What strikes me, reading this article, is the inevitability. I despise watching this happen. I despise knowing where it's going. I don't want this happening. I don't want to get to watch the details of a species unstoppably bent on self-destruction. Like anyone else, I don't want to read what I'm writing here. I want to go hide. I don't want to know. I don't want to suffer it.
Why do I have to be me and CARE? Yet I love being me. I have to face that blessing amidst all the grinding wheels of catastrophe roaring in my ears and blasting in my eyes every day never ending until that final fatal foolish motion by the hand of man. At least I have me and this something beyond faith that lets me experience and learn and grown and be joyful despite all the Other People horrors. THAT is a kindness, a consolation.
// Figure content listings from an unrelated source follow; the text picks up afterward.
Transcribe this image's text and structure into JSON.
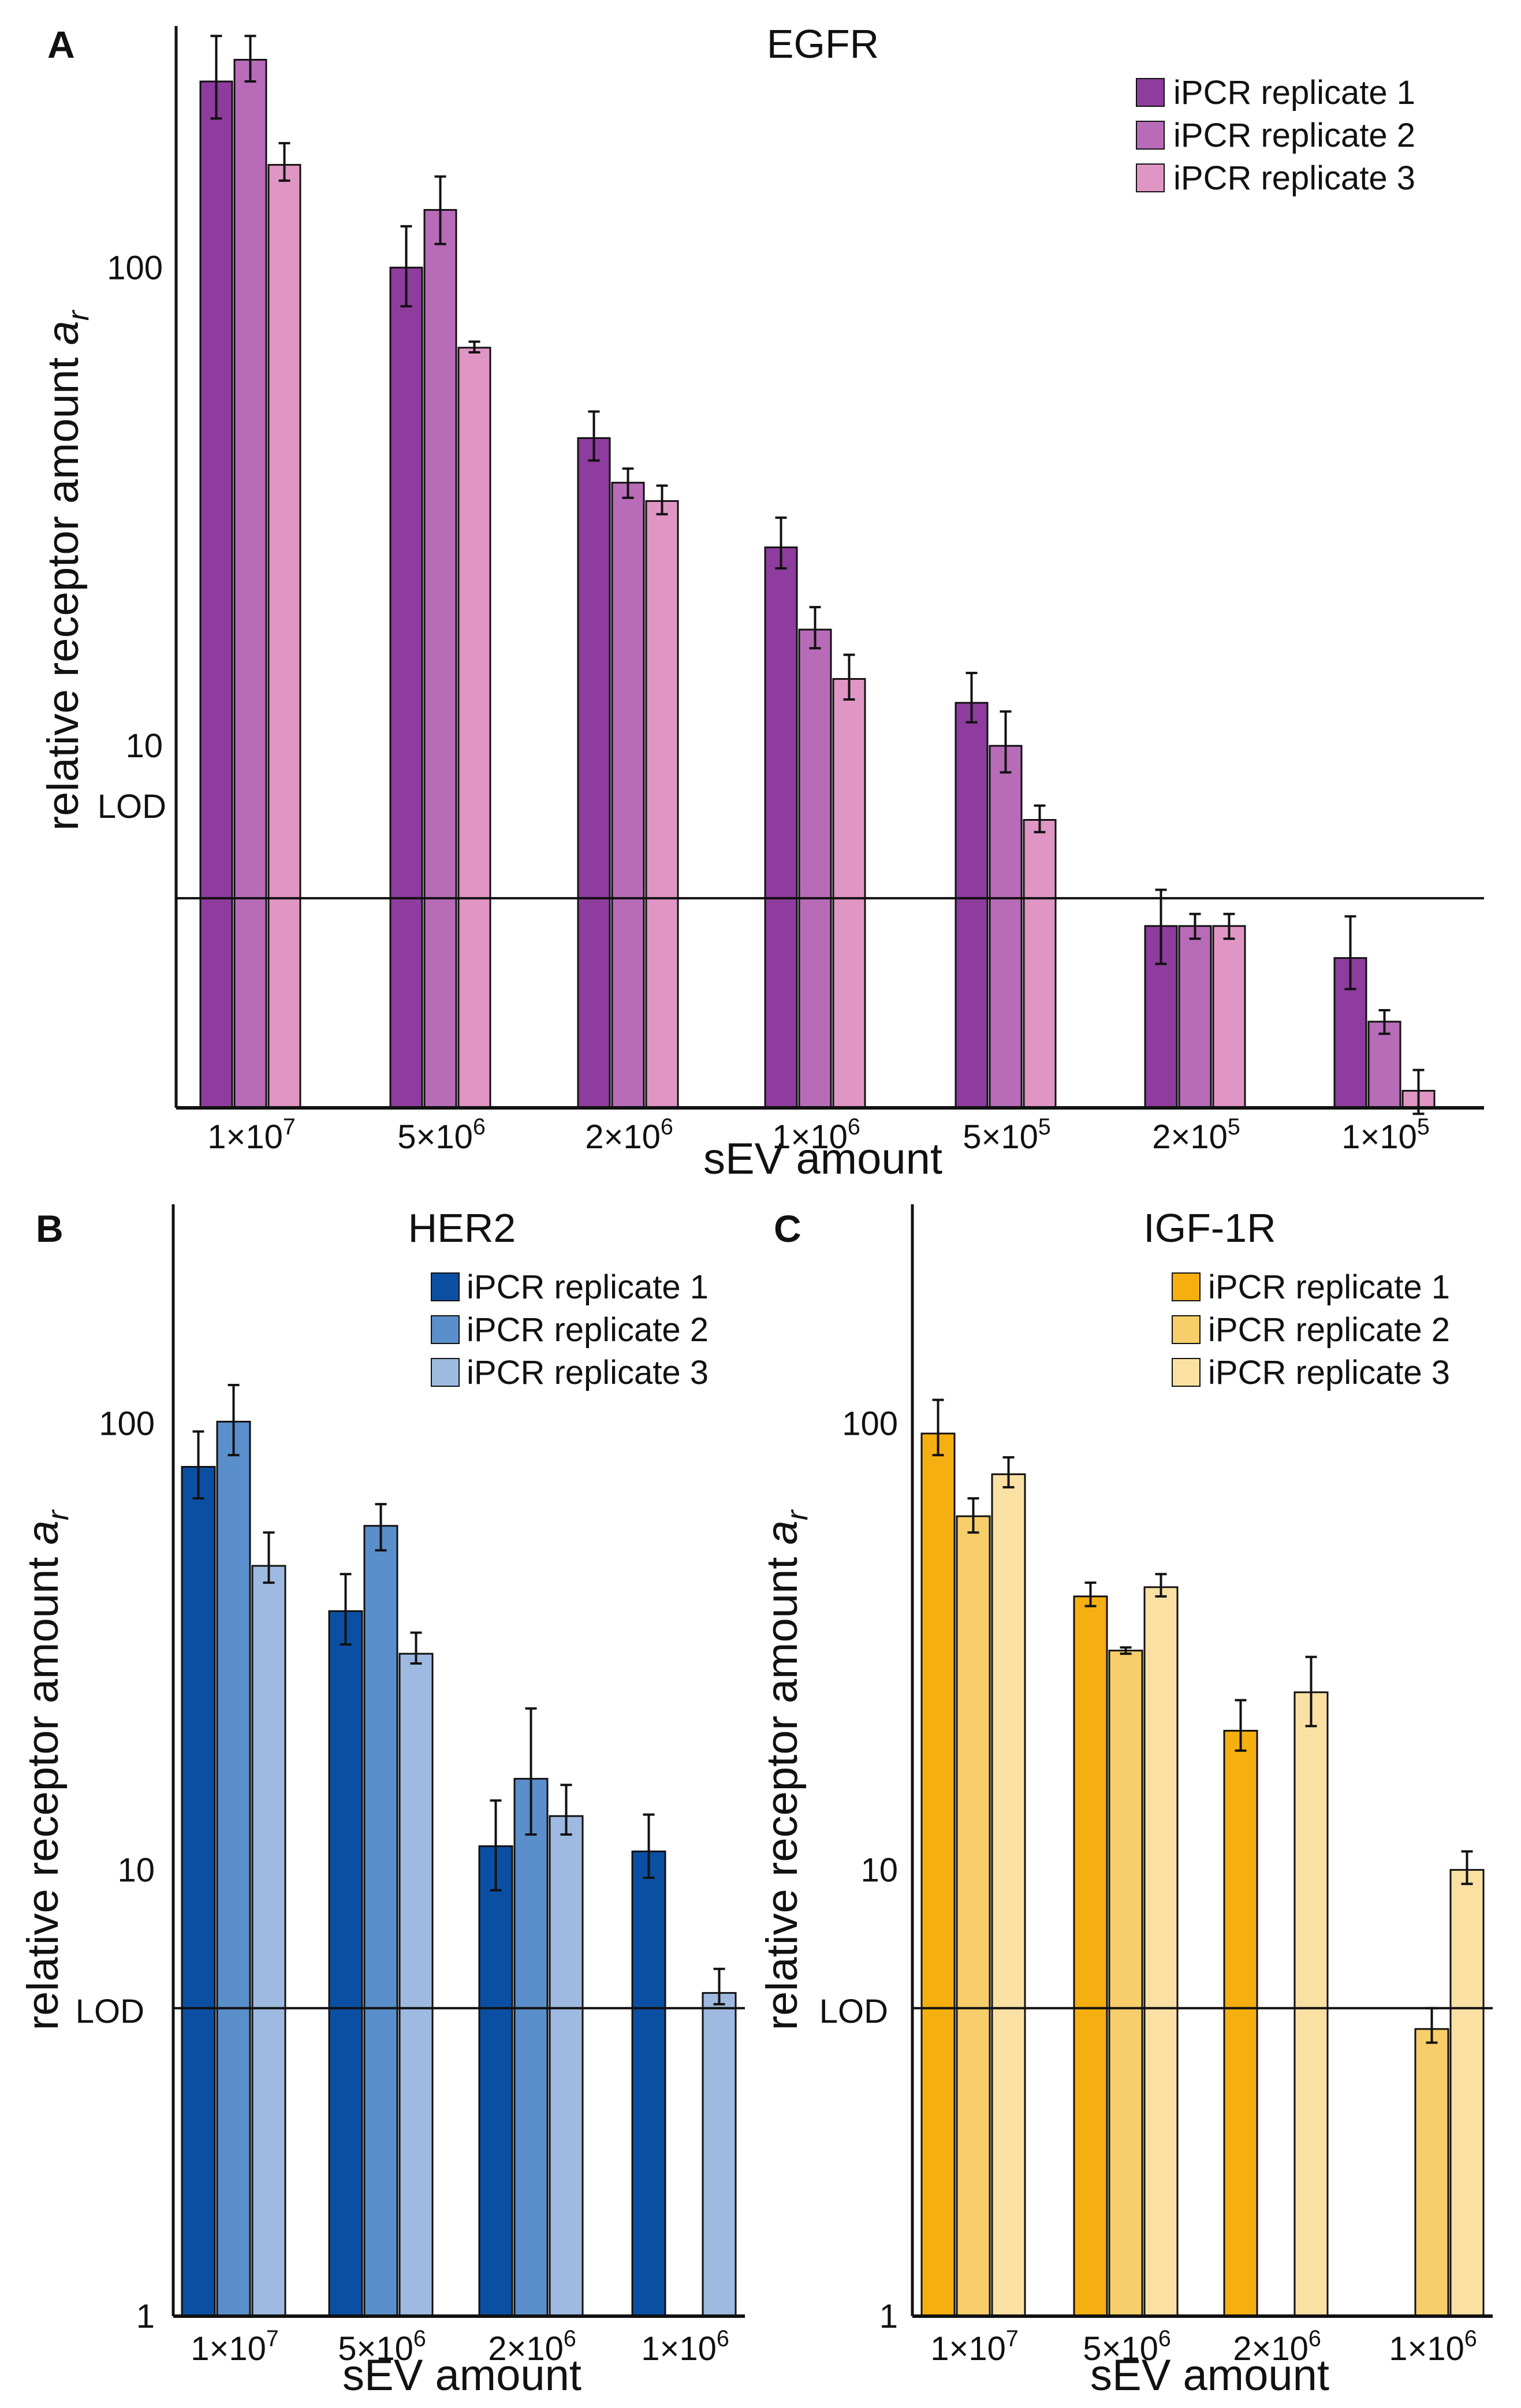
{
  "figure": {
    "lod_label": "LOD",
    "xlabel": "sEV amount",
    "ylabel_main": "relative receptor amount ",
    "ylabel_var": "a",
    "ylabel_sub": "r"
  },
  "chart_data": [
    {
      "panel": "A",
      "type": "bar",
      "scale": "log",
      "title": "EGFR",
      "ylim": [
        1.75,
        320
      ],
      "ticks": [
        10,
        100
      ],
      "lod": 4.8,
      "categories": [
        {
          "base": "1×10",
          "exp": "7"
        },
        {
          "base": "5×10",
          "exp": "6"
        },
        {
          "base": "2×10",
          "exp": "6"
        },
        {
          "base": "1×10",
          "exp": "6"
        },
        {
          "base": "5×10",
          "exp": "5"
        },
        {
          "base": "2×10",
          "exp": "5"
        },
        {
          "base": "1×10",
          "exp": "5"
        }
      ],
      "series": [
        {
          "name": "iPCR replicate 1",
          "color": "#8E3C9D",
          "values": [
            245,
            100,
            44,
            26,
            12.3,
            4.2,
            3.6
          ],
          "err_low": [
            205,
            83,
            39.5,
            23.5,
            11.2,
            3.5,
            3.1
          ],
          "err_high": [
            305,
            122,
            50,
            30,
            14.2,
            5.0,
            4.4
          ]
        },
        {
          "name": "iPCR replicate 2",
          "color": "#B86CB8",
          "values": [
            272,
            132,
            35.5,
            17.5,
            10.0,
            4.2,
            2.65
          ],
          "err_low": [
            245,
            112,
            33,
            16,
            8.8,
            3.95,
            2.5
          ],
          "err_high": [
            305,
            155,
            38,
            19.5,
            11.8,
            4.45,
            2.8
          ]
        },
        {
          "name": "iPCR replicate 3",
          "color": "#E096C4",
          "values": [
            164,
            68,
            32.5,
            13.8,
            7.0,
            4.2,
            1.9
          ],
          "err_low": [
            152,
            66.5,
            30.5,
            12.5,
            6.6,
            3.95,
            1.7
          ],
          "err_high": [
            182,
            70,
            35,
            15.5,
            7.5,
            4.45,
            2.1
          ]
        }
      ],
      "legend_position": "top-right"
    },
    {
      "panel": "B",
      "type": "bar",
      "scale": "log",
      "title": "HER2",
      "ylim": [
        1,
        310
      ],
      "ticks": [
        1,
        10,
        100
      ],
      "lod": 4.9,
      "categories": [
        {
          "base": "1×10",
          "exp": "7"
        },
        {
          "base": "5×10",
          "exp": "6"
        },
        {
          "base": "2×10",
          "exp": "6"
        },
        {
          "base": "1×10",
          "exp": "6"
        }
      ],
      "series": [
        {
          "name": "iPCR replicate 1",
          "color": "#0B4FA3",
          "values": [
            80,
            38,
            11.3,
            11.0
          ],
          "err_low": [
            68,
            32,
            9.0,
            9.6
          ],
          "err_high": [
            96,
            46,
            14.3,
            13.3
          ]
        },
        {
          "name": "iPCR replicate 2",
          "color": "#5B8FCB",
          "values": [
            101,
            59,
            16.0,
            null
          ],
          "err_low": [
            85,
            52,
            12.0,
            null
          ],
          "err_high": [
            122,
            66,
            23.0,
            null
          ]
        },
        {
          "name": "iPCR replicate 3",
          "color": "#9EBAE1",
          "values": [
            48,
            30.5,
            13.2,
            5.3
          ],
          "err_low": [
            44,
            29,
            12.0,
            5.0
          ],
          "err_high": [
            57,
            34,
            15.5,
            6.0
          ]
        }
      ],
      "legend_position": "top-right"
    },
    {
      "panel": "C",
      "type": "bar",
      "scale": "log",
      "title": "IGF-1R",
      "ylim": [
        1,
        310
      ],
      "ticks": [
        1,
        10,
        100
      ],
      "lod": 4.9,
      "categories": [
        {
          "base": "1×10",
          "exp": "7"
        },
        {
          "base": "5×10",
          "exp": "6"
        },
        {
          "base": "2×10",
          "exp": "6"
        },
        {
          "base": "1×10",
          "exp": "6"
        }
      ],
      "series": [
        {
          "name": "iPCR replicate 1",
          "color": "#F6AF10",
          "values": [
            95,
            41,
            20.5,
            null
          ],
          "err_low": [
            85,
            39,
            18.5,
            null
          ],
          "err_high": [
            113,
            44,
            24,
            null
          ]
        },
        {
          "name": "iPCR replicate 2",
          "color": "#F8CE6A",
          "values": [
            62,
            31,
            null,
            4.4
          ],
          "err_low": [
            57,
            30.5,
            null,
            4.1
          ],
          "err_high": [
            68,
            31.5,
            null,
            4.9
          ]
        },
        {
          "name": "iPCR replicate 3",
          "color": "#FBE0A4",
          "values": [
            77,
            43,
            25,
            10.0
          ],
          "err_low": [
            72,
            41,
            21,
            9.3
          ],
          "err_high": [
            84,
            46,
            30,
            11.0
          ]
        }
      ],
      "legend_position": "top-right"
    }
  ]
}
I can take this ride through rising fires and know I am fine and well if only as a spirit. Thank you that which I call god.
Still in transition, ever in transition, I see only dimly compared to the full light of events. I can only report this one small thing I perceive, give only my limited insight. I am so much just another foolish human. Sometimes I think I have only the thoughts of some other source to share here. It is strange to think that my worse struggle with faith is that I believe in my own abilities to sense these things. Then I return to the correct balance and again realize that I am, we are, all collaborations. There is my contribution. There is "god's" contribution to make ME. I am a WE of these two, just as my mind is a WE of rational and emotional brain functions/services. I am, we are, a collective that contribute to a whole of US. (I a sooo glad I'm not schizophrenic! This collaborative, cooperative nature of the human being is complicated enough without that lunacy).
There are so many people who GIVE of themselves to help our species. THESE are the best of us. Altruism is the character of the most worthwhile of us all, the most grounded and insightful. It has been another of my blessings to have found such people around me during my crash course of learning lifetime. I am so grateful for them, for us, being here as that part of human diversity that PROTECTS and strives to save our species. We ARE HERE. Reading this, don't doubt that the wonder of mankind is here on our miracle planet. That great accomplishment of life does live. There are those of mankind who ARE GREAT for real. We are the quietest, when we are at our best. We are the humblest, when we are at our best. We are so easily overlooked by those lost in game playing. The most LOST of mankind consider the caretakers the weakest of our species. And yet we are the backbone that strives for us to survive, to surmount and overcome the horror of the massive momentum motion of our self-destruction as a form of life. We are those who suffer most because we SEE the LOST and mourn. We are also those most blessed because we know what is worthwhile in being alive, in being a life form made as part of our miracle planet. Insight hurts and insight ennobles. It is the hardest of paths with the kindest of heart, the most tangible of joys. That is how I perceive that situation for me at this moment.
There is more encouragement of others ahead in my life as I learn even more about how to be the elder brother, the caretaker who engenders the personal growing of others as part of my personality, my fate and karma as a protector. I mourn that role and yet I want nothing less and am so grateful to be me. I accept the meagerness of being one person and the minor efforts I can lend. It is simply so joyful to strive in that role. I love those who give of themselves to others and to be with them in whatever small assistance I can also give.
Back in the physical world: Today I have my very first toothache and have to find a dentist. We are wrapped in the physical world, being alive. I'm not looking forward to what I expect will be a root canal, thanks to a persistent gap between my molars. Another exorcise in putting aside my impatience, being alive.